Bahkan jika sanksi dari PBB atau Kongres diberlakukan, tidak masuk akal lagi bahwa sanksi tersebut dapat mencegah atau secara signifikan menunda Iran mendapatkan bom tersebut. Opsi militer memang ada. Mullen, ketua Kepala Gabungan, mengatakan pada bulan April bahwa “opsi militer akan sangat membantu dalam memperlambat program nuklir Teheran”. Namun dia juga menegaskan bahwa diplomasi akan berlanjut tanpa batas waktu. Tidak ada yang mengharapkan pemerintahan Obama menggunakan kekerasan untuk membela Amerika dari ancaman ini.
Hal ini, pada gilirannya, hanya menyisakan militer Israel untuk menghentikan atau memperlambat program Iran. Banyak orang di AS dan Timur Tengah melihatnya sebagai tindakan pengamanan yang akan mencegah bencana nuklir Iran, terlepas dari kesalahan yang dilakukan Washington. Meskipun mungkin terjadi, tidaklah bijaksana untuk bertaruh pada hasil ini. Pertama, jika Sebuah studi MIT dinilai pada tahun 2006, serangan Israel akan memakan biaya yang besar dan keberhasilannya masih jauh dari jaminan mengingat terbatasnya sumber daya Israel. Selain itu, Israel berada di bawah tekanan kuat dari pemerintahan Obama untuk tidak bertindak, dan menghadapi kemungkinan bahwa Gedung Putih akan menolak untuk mengisi kembali sistem dan material yang hilang akibat serangan tersebut.
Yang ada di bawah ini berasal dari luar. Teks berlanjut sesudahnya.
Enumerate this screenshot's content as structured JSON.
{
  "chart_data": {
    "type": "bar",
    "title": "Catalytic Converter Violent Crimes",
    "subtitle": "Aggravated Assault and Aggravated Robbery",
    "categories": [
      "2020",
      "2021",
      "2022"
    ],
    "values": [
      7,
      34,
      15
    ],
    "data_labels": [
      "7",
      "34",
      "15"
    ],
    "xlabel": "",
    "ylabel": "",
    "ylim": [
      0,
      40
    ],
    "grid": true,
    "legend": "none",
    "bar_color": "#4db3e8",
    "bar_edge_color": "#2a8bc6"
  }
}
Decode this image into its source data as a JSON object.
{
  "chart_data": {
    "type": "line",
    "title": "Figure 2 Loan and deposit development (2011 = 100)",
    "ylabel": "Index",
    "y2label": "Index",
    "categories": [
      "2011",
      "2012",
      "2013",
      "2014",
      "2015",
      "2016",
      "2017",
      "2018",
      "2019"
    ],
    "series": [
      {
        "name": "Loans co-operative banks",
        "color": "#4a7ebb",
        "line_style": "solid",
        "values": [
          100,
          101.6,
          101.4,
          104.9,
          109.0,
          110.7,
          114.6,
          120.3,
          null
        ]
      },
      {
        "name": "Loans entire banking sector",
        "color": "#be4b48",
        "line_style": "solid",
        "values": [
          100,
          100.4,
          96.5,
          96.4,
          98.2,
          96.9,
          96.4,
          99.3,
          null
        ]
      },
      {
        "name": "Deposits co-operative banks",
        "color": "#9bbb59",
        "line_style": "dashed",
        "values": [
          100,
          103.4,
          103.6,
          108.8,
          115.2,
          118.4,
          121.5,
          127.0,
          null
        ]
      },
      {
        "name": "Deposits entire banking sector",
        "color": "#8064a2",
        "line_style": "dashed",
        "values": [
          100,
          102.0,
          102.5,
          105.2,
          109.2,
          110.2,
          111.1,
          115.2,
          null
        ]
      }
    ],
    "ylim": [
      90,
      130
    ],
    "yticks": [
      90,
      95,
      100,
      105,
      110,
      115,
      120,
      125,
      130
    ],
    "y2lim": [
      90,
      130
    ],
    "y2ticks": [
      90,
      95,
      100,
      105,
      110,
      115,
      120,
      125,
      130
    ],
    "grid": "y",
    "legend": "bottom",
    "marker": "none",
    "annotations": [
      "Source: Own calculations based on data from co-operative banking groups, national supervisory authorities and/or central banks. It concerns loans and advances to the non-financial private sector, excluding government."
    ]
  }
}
Hal ini akan terjadi pada saat mereka paling membutuhkannya, mengingat prospek pembalasan Iran terhadap Israel melalui proksi dan jaringan terorisnya.
Bahwa Israel dapat terus melanjutkan upaya mereka meskipun ada risiko-risiko ini bukanlah rencana yang memadai untuk menjamin keamanan Amerika Serikat dan sekutu-sekutu kita di Timur Tengah dan Eropa. Mereka juga tidak bergantung pada sanksi, yang tampaknya tidak akan membawa hasil dalam waktu dekat. Bahkan dengan tidak secara serius mempertimbangkan pilihan-pilihan militer, dan gagal ketika ancaman besar semakin dekat, Presiden Obama dan sekutu-sekutu Demokratnya di Capitol Hill sedang memasuki dunia baru yang jauh lebih berbahaya. “Awal baru” yang dicita-citakan Presiden Obama di Timur Tengah mungkin akhirnya akan terwujud.
Christian Whiton adalah pejabat Departemen Luar Negeri pada pemerintahan George W. Bush. Dia adalah kepala sekolah di DC International Advisory dan presiden Hamilton Foundation.